M. S. - Pour l'instant, je travaille sur des projets universitaires qui me passionnent. Notre région a entamé un voyage tumultueux vers l'Europe et ce voyage n'est pas terminé. Je veux réfléchir aux meilleurs moyens d'arriver à bon port. Pour la suite, les circonstances décideront de la place que j'occuperai sur ce bateau. Le principal est qu'il ne coule pas et qu'il ne se trompe pas de destination ! La question des personnes qui le pilotent ou le piloteront est secondaire, croyez-moi.


 
Notes de :
(1) En octobre 2012, les élections législatives ont été remportées par le parti de Bidzina Ivanichvili, le Rêve géorgien. Nommé premier ministre, ce milliardaire que l'on dit proche des cercles du pouvoir à Moscou a fait de la normalisation des relations avec la Russie - qui occupe près d'un tiers du territoire géorgien - une priorité stratégique. En octobre 2013, c'est également le candidat du Rêve géorgien, Guiorgui Margvelachvili, qui a remporté l'élection présidentielle.
(2) Le Partenariat oriental de l'UE est un accord d'association instauré à Prague en 2009 pour dialoguer avec les anciennes républiques soviétiques faisant géographiquement partie de l'Europe : Arménie, Azerbaïdjan, Géorgie, Moldavie, Biélorussie et Ukraine. Ce projet, qui entre dans le cadre de la politique de voisinage de l'UE, se heurte à la résistance de la Russie, qui cherche elle aussi à fédérer ces républiques dans une union douanière eurasiatique. À ce jour, seules la Géorgie et la Moldavie ont signé le Partenariat oriental. Les négociations avec les autres républiques ont été abandonnées ou retardées sous la pression de Moscou.
(3) En août 2008, les chars russes ont envahi la Géorgie, qui avait tenté de récupérer par la force l'Ossétie du Sud, une république séparatiste soutenue par Moscou. Un tiers du territoire (Abkhazie, Ossétie du Sud) est toujours occupé par les Russes. Pour forcer les anciennes républiques soviétiques à rentrer dans le giron russe et à s'éloigner de l'Occident, le Kremlin utilise aussi l'énergie, l'une de ses armes les plus puissantes. À plusieurs reprises, Moscou a interrompu ses livraisons de gaz à l'Ukraine et fermé les vannes de l'oléoduc qui traverse la Biélorussie.

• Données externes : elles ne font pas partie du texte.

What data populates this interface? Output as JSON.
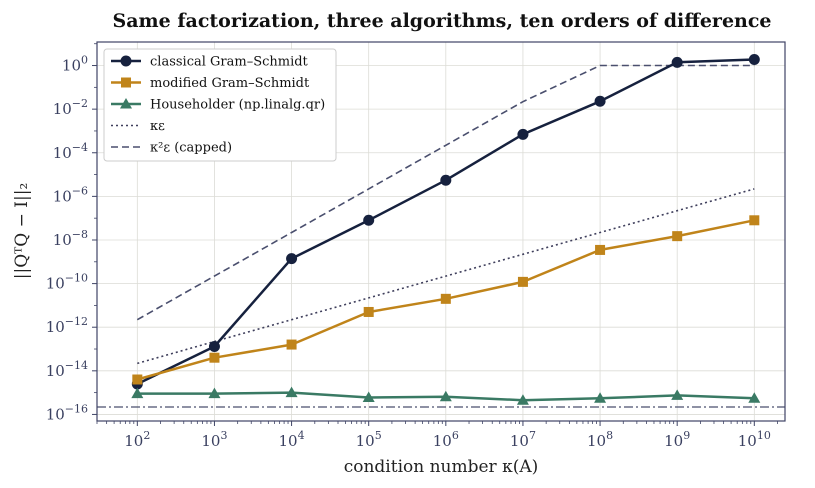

(4) L'Union eurasienne a été proposée par Vladimir Poutine en octobre 2011. Calquée sur le modèle de l'intégration européenne, elle vise à rassembler les anciennes républiques soviétiques et à freiner l'avancée de l'UE et de l'Otan à l'Est.
(5) Depuis le 21 novembre, l'opposition pro-européenne manifeste quotidiennement sur la place de l'Indépendance à Kiev. Elle proteste contre le refus des autorités de signer un accord d'association avec l'Union européenne, en préparation depuis trois ans.
(6) Comme le différend territorial opposant l'Arménie et l'Azerbaïdjan sur le Haut-Karabagh, qui a donné lieu à une guerre en 1994. Les deux pays n'ont toujours pas de relations diplomatiques.